Parte I Os Aventureiros
Primeiro Capítulo ( Cenário)
Aqui, há uma indicação temporal: “No ano da graça de 1604” e, como o nome do capítulo ressalta, o espaço é delimitado. A Serra dos Órgãos, o Rio Paquequer, a vegetação:
” Tudo era grande e pomposo no cenário que a natureza, sublime artista, tinha decorado para os dramas majestosos dos elementos, em que o homem é apenas um simples comparsa.”
E uma casa surge diante de nossos olhos:
“Entretanto, via-se à margem direita do rio uma casa larga e espaçosa, construída sobre uma eminência, e protegida de todos os lados por uma muralha de rocha cortada a pique. (…)
Descendo dois ou três degraus de pedra da escada, encontrava-se uma ponte de madeira solidamente construída sobre uma fenda larga e profunda que se abria na rocha. Continuando a descer, chegava-se à beira do rio, que se curvava em seio gracioso, sombreado pelas grandes gameleiras e angelins que cresciam ao longo das margens. (…)
As paredes e o teto eram caiados, mas cingidos por um largo florão de pintura a fresco; nos espaços das janelas pendiam dois retratos que representavam um fidalgo velho e uma dama também idosa.
Sobre a porta do centro desenhava-se um brasão de armas em campo de cinco ou seis vieiras de ouro, riscadas em cruz entre quatro rosas de prata sobre palas e faixas. No escudo, formado por uma brica de prata orlada de vermelho, via-se um elmo também de prata, paquife de ouro e azul, e por um timbre um meio leão de azul com um vieira de ouro sobre a cabeça.”
Está pronto o cenário onde acontecerá nossa história: a natureza exuberante e a casa de D. Antônio de Mariz, fidalgo lusitano.
Capítulo II (Lealdade)
“A habitação que descrevemos pertencia a D. Antônio de Mariz, fidalgo português de cota d’armas e um dos fundadores da cidade do Rio de Janeiro.

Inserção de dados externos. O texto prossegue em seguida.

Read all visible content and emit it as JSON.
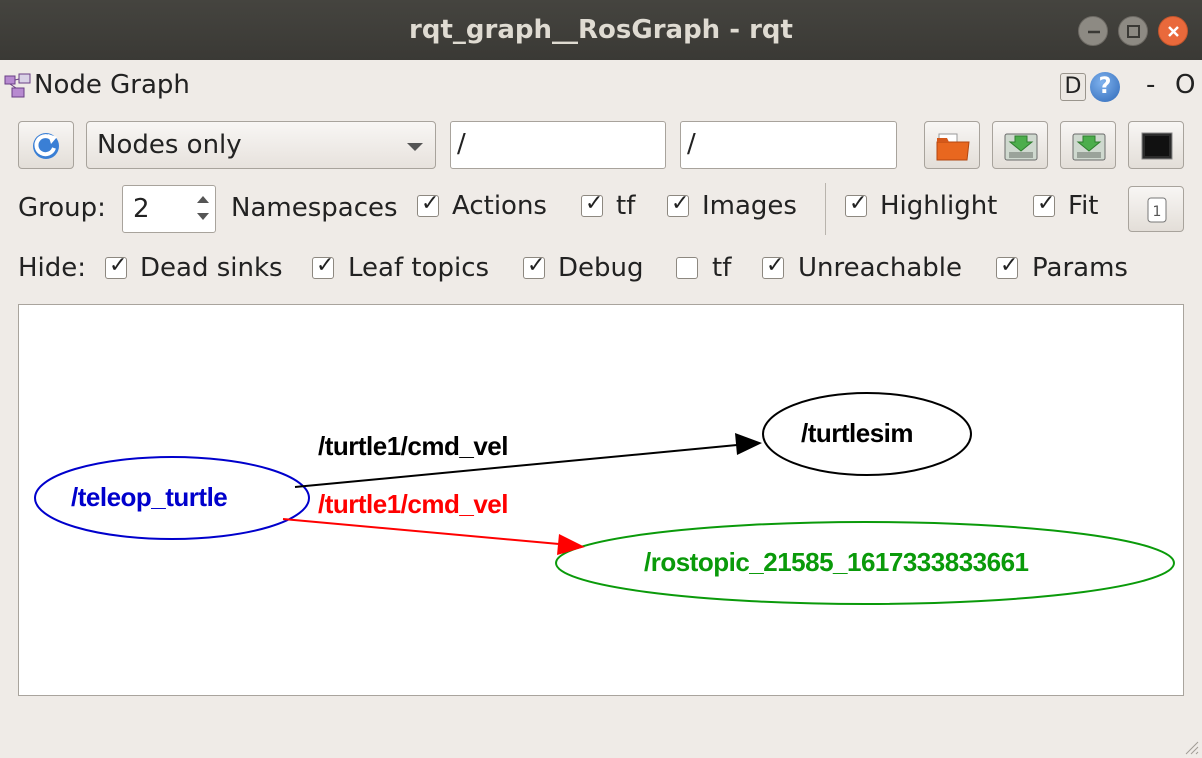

Era dos cavaleiros que mais se haviam distinguido nas guerras da conquista, contra a invasão dos franceses e os ataques dos selvagens.”

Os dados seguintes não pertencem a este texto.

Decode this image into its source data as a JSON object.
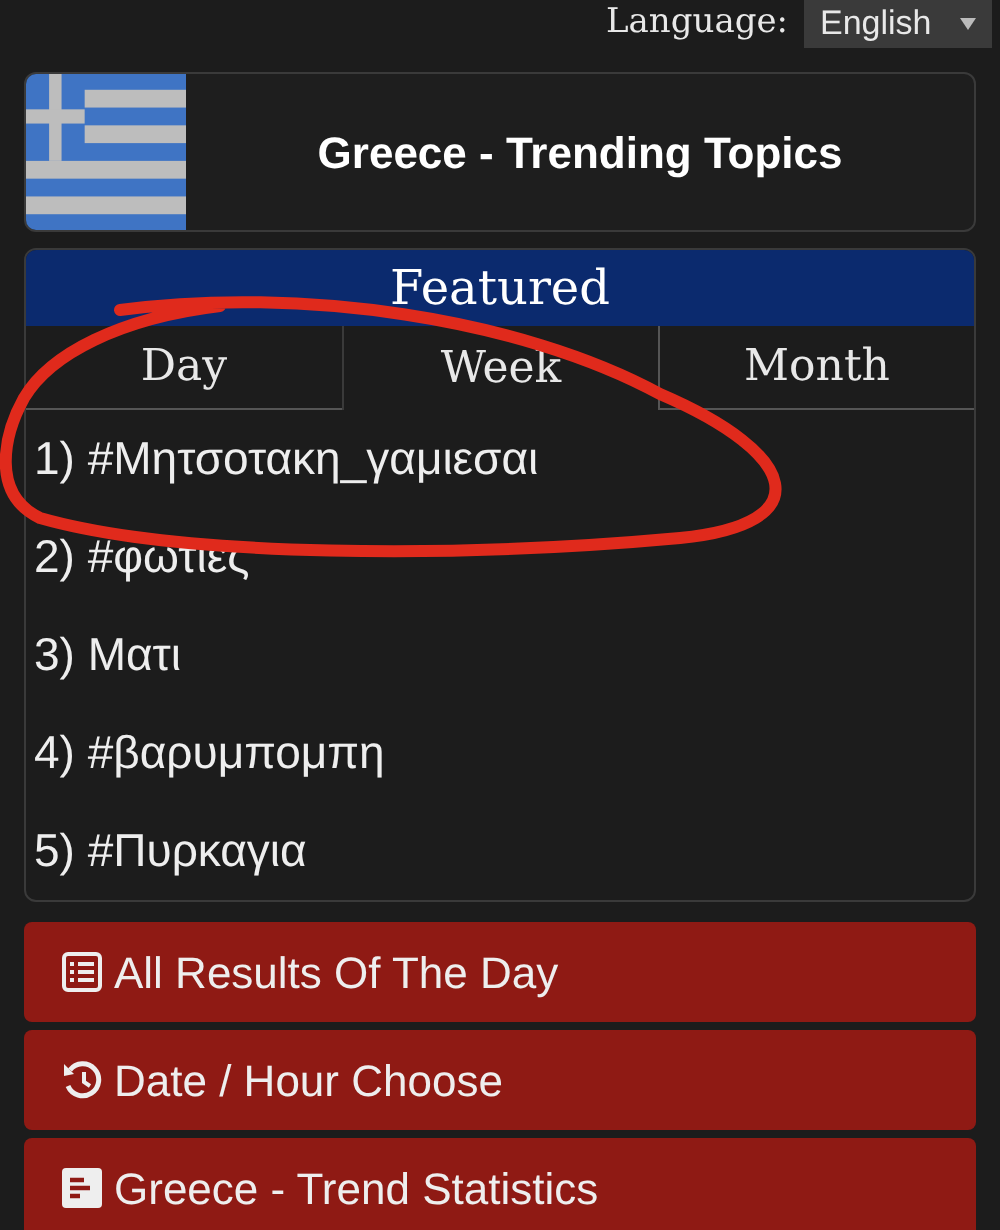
{
  "language": {
    "label": "Language:",
    "value": "English"
  },
  "header": {
    "title": "Greece - Trending Topics"
  },
  "featured": {
    "title": "Featured",
    "tabs": [
      {
        "label": "Day",
        "selected": false
      },
      {
        "label": "Week",
        "selected": true
      },
      {
        "label": "Month",
        "selected": false
      }
    ],
    "topics": [
      {
        "rank": "1)",
        "text": "#Μητσοτακη_γαμιεσαι"
      },
      {
        "rank": "2)",
        "text": "#φωτιες"
      },
      {
        "rank": "3)",
        "text": "Ματι"
      },
      {
        "rank": "4)",
        "text": "#βαρυμπομπη"
      },
      {
        "rank": "5)",
        "text": "#Πυρκαγια"
      }
    ]
  },
  "buttons": [
    {
      "kind": "list",
      "label": "All Results Of The Day"
    },
    {
      "kind": "history",
      "label": "Date / Hour Choose"
    },
    {
      "kind": "stats",
      "label": "Greece - Trend Statistics"
    }
  ]
}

Um dado histórico é introduzido, esclarecendo-se sobre D. Antônio de Mariz. É preciso observar que Alencar utilizou-se de um núcleo histórico realmente ocorrido, de que tomou ciência por documentos. Tal personagem realmente existiu e habitou aquelas paragens:
“Em 1567 acompanhou Mem de Sá ao Rio de Janeiro, e depois da vitória alcançada pelos portugueses, auxiliou o governador nos trabalhos da fundação da cidade e consolidação do domínio de Portugal nessa capitania.
Fez parte em 1578 da célebre expedição do Dr. Antônio de Salema contra os franceses, que haviam estabelecido uma feitoria em Cabo Frio para fazerem o contrabando de pau-brasil.

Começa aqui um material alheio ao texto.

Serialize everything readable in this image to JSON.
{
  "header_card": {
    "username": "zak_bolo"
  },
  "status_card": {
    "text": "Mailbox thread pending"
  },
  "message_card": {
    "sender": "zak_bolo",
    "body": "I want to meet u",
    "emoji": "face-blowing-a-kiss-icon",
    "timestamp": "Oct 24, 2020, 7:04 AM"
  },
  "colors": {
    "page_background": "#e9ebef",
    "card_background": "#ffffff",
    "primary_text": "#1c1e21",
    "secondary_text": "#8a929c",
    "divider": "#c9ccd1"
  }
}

Serviu por este mesmo tempo de provedor da real fazenda, e depois da alfândega do Rio de Janeiro; mostrou sempre nesses empregos o seu zelo pela república e a sua dedicação ao rei.
Homem de valor, experimentado na guerra, ativo, afeito a combater os índios, prestou grandes serviços nas descobertas e explorações do interior de Minas e Espírito Santo. Em recompensa do seu merecimento, o governador Mem de Sá lhe havia dado uma sesmaria de uma légua com fundo sobre o sertão, a qual depois de haver explorado, deixou por muito tempo devoluta.
A derrota de Alcácer-Quibir, e o domínio espanhol que se lhe seguiu, vieram modificar a vida de D. Antônio de Mariz.
Português de antiga têmpera, fidalgo leal, entendia que estava preso ao rei de Portugal pelo juramento da nobreza, e que só a ele devia preito e menagem. Quando, pois, em 1582, foi aclamado no Brasil D. felipe II como sucessor da monarquia portuguesa, o velho fidalgo embainhou a espada e retirou-se do serviço.”
O fidalgo D. Antônio esperou que D. Pedro da Cunha viesse em expedição ao Brasil, para onde se dizia que a coroa portuguesa seria transferida. Como se isso não se realizasse, o fidalgo tomou seus penates, brasão, armas e família e foi estabelecer-se na sesmaria que lhe concedera Mem de Sá.
Era abril de 1593. D. Antônio deu à habitação que mandara construir o máximo conforto e mandou vir de Portugal oficiais mecânicos e hortelãos que deram aos habitantes daquela sesmaria todo o conforto necessário.
Ao redor da casa, estabeleceram-se os aventureiros, quarenta, gente sob as ordens do fidalgo e que quando da ocasião da aproximação ou ataque dos índios, vinham todos se reunir na casa do fidalgo. Deviam-lhe, por tratos de palavra, obediência absoluta e quando iam ao Rio de Janeiro trocar mercadorias produzidas na terra, uma parte dos lucros era de D. Antônio.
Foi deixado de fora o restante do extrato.